Sywert van Lienden and his business partners may be prosecuted for swindling the Ministry of Health, Welfare and Sport (VWS). The Rotterdam District Court did not go along with the request of the three associates that this suspicion should be dropped because, according to them, the state knew exactly that they could make a profit from the mouthpiece deal.
On trial in the criminal case are Van Lienden, Camille van Gestel and Bernd Damme. They are suspected of fraud, embezzlement, forgery and money laundering surrounding the mouthpiece deal during the corona crisis. The men managed to make millions from that deal.
The first, preliminary hearing in the criminal case began Thursday with a debate over whether the men should be prosecuted for defrauding the ministry. Officials knew they were doing business with a commercial organization rather than a non-profit foundation, the lawyers argued.

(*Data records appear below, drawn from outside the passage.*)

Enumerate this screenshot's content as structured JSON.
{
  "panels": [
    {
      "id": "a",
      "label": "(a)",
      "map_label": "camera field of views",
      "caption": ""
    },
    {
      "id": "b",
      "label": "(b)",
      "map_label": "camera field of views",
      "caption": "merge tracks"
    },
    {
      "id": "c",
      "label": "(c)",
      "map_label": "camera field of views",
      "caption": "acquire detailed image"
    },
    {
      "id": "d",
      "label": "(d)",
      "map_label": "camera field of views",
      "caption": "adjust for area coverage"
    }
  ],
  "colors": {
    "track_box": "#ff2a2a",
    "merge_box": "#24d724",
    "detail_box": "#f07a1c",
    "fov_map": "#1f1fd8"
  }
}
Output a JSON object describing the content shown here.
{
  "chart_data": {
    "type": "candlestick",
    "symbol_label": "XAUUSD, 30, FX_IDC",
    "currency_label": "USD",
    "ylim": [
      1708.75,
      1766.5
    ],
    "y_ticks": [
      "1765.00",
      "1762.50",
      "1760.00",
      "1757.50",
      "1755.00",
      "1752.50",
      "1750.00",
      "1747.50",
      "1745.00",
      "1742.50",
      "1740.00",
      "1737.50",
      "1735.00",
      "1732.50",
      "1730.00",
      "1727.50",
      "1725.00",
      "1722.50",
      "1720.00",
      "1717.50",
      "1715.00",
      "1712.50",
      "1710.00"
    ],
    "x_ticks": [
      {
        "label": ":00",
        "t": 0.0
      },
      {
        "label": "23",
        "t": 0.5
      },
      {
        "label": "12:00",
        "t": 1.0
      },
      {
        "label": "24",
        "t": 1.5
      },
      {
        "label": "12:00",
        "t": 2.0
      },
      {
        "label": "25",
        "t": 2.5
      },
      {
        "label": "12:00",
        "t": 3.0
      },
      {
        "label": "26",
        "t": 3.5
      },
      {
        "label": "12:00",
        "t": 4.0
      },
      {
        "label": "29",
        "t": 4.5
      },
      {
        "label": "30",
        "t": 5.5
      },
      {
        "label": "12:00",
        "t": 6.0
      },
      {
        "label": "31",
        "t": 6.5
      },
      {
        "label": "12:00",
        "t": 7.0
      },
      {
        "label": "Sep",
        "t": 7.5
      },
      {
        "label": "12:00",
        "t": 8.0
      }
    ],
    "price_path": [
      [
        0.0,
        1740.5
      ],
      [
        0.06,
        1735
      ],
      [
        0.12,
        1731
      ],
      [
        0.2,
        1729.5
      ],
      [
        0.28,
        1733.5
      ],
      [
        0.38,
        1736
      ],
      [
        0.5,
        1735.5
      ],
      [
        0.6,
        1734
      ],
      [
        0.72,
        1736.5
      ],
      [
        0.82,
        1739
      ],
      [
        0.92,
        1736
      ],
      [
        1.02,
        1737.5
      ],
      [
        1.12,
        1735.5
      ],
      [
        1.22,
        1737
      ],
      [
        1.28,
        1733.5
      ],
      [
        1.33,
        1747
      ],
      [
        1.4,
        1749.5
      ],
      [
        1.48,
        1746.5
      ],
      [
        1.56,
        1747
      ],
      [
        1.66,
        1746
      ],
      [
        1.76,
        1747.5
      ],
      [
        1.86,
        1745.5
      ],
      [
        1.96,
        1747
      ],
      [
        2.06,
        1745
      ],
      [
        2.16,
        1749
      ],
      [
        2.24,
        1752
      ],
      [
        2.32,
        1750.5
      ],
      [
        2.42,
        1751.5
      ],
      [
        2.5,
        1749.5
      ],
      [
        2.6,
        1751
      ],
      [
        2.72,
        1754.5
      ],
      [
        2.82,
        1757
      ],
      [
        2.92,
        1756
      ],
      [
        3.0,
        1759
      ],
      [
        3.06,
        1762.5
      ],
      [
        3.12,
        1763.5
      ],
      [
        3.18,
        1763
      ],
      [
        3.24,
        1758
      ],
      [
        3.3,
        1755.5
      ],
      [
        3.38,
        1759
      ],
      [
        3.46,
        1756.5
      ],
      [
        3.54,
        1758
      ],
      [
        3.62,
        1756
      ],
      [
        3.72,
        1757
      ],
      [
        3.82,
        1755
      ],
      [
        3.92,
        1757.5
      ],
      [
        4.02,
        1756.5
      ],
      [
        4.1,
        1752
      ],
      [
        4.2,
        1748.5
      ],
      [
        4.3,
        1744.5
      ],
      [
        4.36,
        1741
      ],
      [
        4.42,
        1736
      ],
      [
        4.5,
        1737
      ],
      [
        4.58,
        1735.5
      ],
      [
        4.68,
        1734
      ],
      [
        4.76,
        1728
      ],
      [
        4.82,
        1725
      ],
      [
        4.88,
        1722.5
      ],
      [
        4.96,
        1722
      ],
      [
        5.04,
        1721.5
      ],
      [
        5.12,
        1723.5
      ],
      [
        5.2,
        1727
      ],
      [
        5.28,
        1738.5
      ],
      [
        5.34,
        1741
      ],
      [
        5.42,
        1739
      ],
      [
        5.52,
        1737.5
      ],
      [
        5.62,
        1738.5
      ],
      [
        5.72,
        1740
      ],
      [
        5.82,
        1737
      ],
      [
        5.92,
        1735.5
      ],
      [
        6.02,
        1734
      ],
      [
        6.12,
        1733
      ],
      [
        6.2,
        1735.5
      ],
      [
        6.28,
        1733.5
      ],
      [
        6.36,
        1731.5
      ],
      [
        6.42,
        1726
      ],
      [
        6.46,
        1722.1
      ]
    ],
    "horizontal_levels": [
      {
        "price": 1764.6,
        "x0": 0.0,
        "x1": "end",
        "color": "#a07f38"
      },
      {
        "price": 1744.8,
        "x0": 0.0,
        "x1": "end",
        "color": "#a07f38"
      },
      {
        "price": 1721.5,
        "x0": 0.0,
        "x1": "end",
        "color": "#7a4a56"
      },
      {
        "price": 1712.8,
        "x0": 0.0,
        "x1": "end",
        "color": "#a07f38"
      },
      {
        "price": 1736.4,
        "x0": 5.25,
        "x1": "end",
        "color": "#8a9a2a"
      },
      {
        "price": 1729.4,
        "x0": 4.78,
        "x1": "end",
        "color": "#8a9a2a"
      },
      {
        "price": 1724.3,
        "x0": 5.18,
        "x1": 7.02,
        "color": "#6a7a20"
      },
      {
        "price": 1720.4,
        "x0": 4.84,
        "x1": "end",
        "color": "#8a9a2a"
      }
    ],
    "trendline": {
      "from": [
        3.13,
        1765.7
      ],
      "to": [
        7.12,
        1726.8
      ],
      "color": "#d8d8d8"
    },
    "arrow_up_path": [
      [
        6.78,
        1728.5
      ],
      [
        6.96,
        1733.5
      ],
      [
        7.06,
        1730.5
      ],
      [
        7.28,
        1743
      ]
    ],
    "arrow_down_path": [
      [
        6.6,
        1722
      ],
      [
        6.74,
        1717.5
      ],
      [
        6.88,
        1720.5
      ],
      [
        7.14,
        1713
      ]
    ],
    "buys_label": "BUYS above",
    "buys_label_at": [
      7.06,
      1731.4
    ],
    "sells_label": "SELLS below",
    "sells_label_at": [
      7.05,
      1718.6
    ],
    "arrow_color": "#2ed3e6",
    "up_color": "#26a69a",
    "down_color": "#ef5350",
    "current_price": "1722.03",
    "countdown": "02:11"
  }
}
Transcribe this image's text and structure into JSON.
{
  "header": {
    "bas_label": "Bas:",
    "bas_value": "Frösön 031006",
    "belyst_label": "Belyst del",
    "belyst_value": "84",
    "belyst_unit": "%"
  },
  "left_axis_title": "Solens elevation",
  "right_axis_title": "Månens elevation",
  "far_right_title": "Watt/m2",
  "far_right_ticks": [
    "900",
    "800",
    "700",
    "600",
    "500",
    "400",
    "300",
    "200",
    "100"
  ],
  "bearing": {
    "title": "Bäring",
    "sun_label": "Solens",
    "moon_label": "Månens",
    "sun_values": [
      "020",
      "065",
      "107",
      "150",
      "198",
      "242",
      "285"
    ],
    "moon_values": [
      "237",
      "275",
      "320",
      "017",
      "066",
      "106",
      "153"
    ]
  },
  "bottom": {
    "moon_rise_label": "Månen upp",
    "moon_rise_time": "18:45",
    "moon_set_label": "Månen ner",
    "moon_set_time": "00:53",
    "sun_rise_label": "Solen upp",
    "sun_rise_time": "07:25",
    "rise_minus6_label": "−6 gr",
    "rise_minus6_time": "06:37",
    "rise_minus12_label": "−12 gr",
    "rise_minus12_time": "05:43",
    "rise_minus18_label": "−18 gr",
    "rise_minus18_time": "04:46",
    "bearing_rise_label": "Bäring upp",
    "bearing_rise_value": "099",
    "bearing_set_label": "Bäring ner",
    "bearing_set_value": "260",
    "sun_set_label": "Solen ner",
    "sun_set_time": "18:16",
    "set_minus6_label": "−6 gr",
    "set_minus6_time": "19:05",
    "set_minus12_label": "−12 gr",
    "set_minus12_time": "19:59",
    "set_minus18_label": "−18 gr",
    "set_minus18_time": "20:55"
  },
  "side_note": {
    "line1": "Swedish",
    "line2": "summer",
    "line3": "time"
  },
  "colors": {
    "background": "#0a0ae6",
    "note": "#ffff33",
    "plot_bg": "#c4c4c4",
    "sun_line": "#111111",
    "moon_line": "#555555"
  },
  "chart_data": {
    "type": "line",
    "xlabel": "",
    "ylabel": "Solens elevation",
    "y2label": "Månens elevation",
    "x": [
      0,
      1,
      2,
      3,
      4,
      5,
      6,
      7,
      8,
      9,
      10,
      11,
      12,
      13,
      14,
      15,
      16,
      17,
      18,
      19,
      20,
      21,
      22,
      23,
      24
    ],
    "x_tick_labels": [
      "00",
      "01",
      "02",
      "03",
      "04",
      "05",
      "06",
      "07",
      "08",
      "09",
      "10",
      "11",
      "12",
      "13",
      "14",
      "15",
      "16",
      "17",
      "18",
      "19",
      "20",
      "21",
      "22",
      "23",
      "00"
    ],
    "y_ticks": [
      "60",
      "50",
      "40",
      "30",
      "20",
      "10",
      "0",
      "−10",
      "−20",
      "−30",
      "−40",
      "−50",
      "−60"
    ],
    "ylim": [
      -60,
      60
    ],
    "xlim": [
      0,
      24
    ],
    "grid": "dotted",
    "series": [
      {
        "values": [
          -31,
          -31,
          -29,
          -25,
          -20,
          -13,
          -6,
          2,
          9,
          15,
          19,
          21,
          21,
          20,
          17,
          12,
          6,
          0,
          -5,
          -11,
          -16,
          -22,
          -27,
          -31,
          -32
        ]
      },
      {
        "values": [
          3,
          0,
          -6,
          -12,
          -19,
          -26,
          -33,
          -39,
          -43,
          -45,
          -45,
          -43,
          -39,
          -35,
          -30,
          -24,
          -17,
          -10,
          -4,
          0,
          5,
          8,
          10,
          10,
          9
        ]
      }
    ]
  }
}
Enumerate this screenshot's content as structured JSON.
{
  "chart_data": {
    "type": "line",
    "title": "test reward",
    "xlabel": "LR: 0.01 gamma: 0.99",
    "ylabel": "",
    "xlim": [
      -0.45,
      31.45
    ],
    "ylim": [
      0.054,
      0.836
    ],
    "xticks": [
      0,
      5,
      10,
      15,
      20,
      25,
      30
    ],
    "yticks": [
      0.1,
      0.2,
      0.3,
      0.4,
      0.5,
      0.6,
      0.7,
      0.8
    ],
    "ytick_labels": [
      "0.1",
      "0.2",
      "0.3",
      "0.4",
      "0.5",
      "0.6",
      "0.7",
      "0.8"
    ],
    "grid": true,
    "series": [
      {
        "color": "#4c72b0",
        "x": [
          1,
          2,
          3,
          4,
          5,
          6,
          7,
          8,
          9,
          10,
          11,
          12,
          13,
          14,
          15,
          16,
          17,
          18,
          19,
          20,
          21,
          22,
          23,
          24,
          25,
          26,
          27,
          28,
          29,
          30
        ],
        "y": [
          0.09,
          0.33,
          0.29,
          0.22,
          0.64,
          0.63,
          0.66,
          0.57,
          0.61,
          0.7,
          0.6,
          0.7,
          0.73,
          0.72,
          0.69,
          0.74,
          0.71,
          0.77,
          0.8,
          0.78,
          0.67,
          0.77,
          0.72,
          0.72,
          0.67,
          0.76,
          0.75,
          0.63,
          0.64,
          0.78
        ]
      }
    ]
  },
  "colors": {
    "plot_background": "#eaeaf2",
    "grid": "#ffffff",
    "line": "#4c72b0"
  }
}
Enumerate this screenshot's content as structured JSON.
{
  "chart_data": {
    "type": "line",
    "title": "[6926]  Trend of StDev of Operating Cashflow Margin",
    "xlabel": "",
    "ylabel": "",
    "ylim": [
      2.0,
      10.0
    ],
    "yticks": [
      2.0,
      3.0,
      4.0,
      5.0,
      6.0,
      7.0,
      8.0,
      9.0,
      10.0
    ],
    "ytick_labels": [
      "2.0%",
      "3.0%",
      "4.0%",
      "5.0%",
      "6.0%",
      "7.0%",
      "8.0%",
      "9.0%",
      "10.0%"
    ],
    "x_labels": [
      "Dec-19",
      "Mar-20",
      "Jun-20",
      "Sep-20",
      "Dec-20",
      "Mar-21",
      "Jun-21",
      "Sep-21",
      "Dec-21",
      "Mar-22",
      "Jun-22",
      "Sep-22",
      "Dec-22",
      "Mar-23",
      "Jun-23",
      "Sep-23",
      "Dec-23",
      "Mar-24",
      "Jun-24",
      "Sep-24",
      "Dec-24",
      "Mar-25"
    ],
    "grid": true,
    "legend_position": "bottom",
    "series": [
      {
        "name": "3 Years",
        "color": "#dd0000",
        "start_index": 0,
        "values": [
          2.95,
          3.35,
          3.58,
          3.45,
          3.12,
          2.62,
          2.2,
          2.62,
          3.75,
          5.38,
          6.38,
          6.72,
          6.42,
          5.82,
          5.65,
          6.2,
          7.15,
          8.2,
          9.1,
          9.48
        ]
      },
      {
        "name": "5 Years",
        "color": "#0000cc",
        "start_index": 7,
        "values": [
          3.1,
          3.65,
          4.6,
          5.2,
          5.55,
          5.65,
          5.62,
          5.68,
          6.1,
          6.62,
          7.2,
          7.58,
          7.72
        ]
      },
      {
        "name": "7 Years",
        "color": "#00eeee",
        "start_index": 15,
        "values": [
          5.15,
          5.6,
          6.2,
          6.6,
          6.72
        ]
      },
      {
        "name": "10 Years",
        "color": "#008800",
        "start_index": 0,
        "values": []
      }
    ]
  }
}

The prosecution disputed that.
The court concluded that at this stage, it cannot yet be ruled that a conviction for fraud cannot ultimately follow, in a criminal case that runs to more than 17,000 pages. "After all, an important question is what this ministry and its employees knew when they entered into the mouthpiece agreement and when they knew it," the judge said.
Head of Jut
Van Lienden said at the start of the hearing that he has been condemned in advance by the media in this case. "I am the head of Jut. My family and I suffer," he said Thursday in court, at the start of the hearing. At the end, Van Lienden, who reacted emotionally and irritably at times, said he is innocent.
The prosecutor's office (OM) is also prosecuting their personal holdings and the joint company Relief Goods Alliance. Van Gestel spoke in court of a "people's crusade. He said he has already been publicly condemned. "We obviously have to hang, left or right," he said.
Damme said he is deeply in debt. "I have been cancelled and have had to deal with vandalism and death threats," he said.
The three men struck a deal with the Ministry of Health, Welfare and Sport (VWS) at the start of the corona pandemic in the spring of 2020 to supply 40 million mouth caps from China. Van Lienden had publicly stated beforehand that it was working on a non-profit basis. Afterwards, it turned out that the associates executed the order on behalf of their commercial company Relief Goods Alliance instead of their Relief Goods Alliance (SHA) Foundation. Through this route, they made millions of euros in profit.
At its core, simple
"For the umpteenth time, I have to start at the beginning again," Van Lienden told the sentencing judge. "You are not the first to whom I have to tell my story." The criminal case could be long, but Van Lienden called it "basically a simple case. "I think basically this case could be settled in an afternoon," he said.
The court president said he wanted to keep the momentum going. "This case does not involve the question of whether it is morally reprehensible to earn 100 million with a sham story. The court does not want to answer that question." Indeed, that question has been answered - according to the court - "many times with a resounding yes.
The defense objected to the prosecution for defrauding the ministry. 'The state was not defrauded,' the lawyers say. Officials knew they were doing business with a commercial organization rather than a non-profit foundation. "The state knew the ins and outs. The question of whether there was a profit was irrelevant. It didn't matter."
Civil case
The criminal case is separate from the civil lawsuit pending before the court in Amsterdam. In those proceedings, both the Dutch state and SHA's new management are claiming back from the men an amount of about €29 million, equal to the profits made from the mouthpiece deal.
In the civil case, the state's attorney argued two weeks ago that the business owners intentionally defrauded the state. In doing so, he quoted from chats the men sent to each other and their partners. 'Now really round!!! No more money worries," Van Lienden sent to his own partner.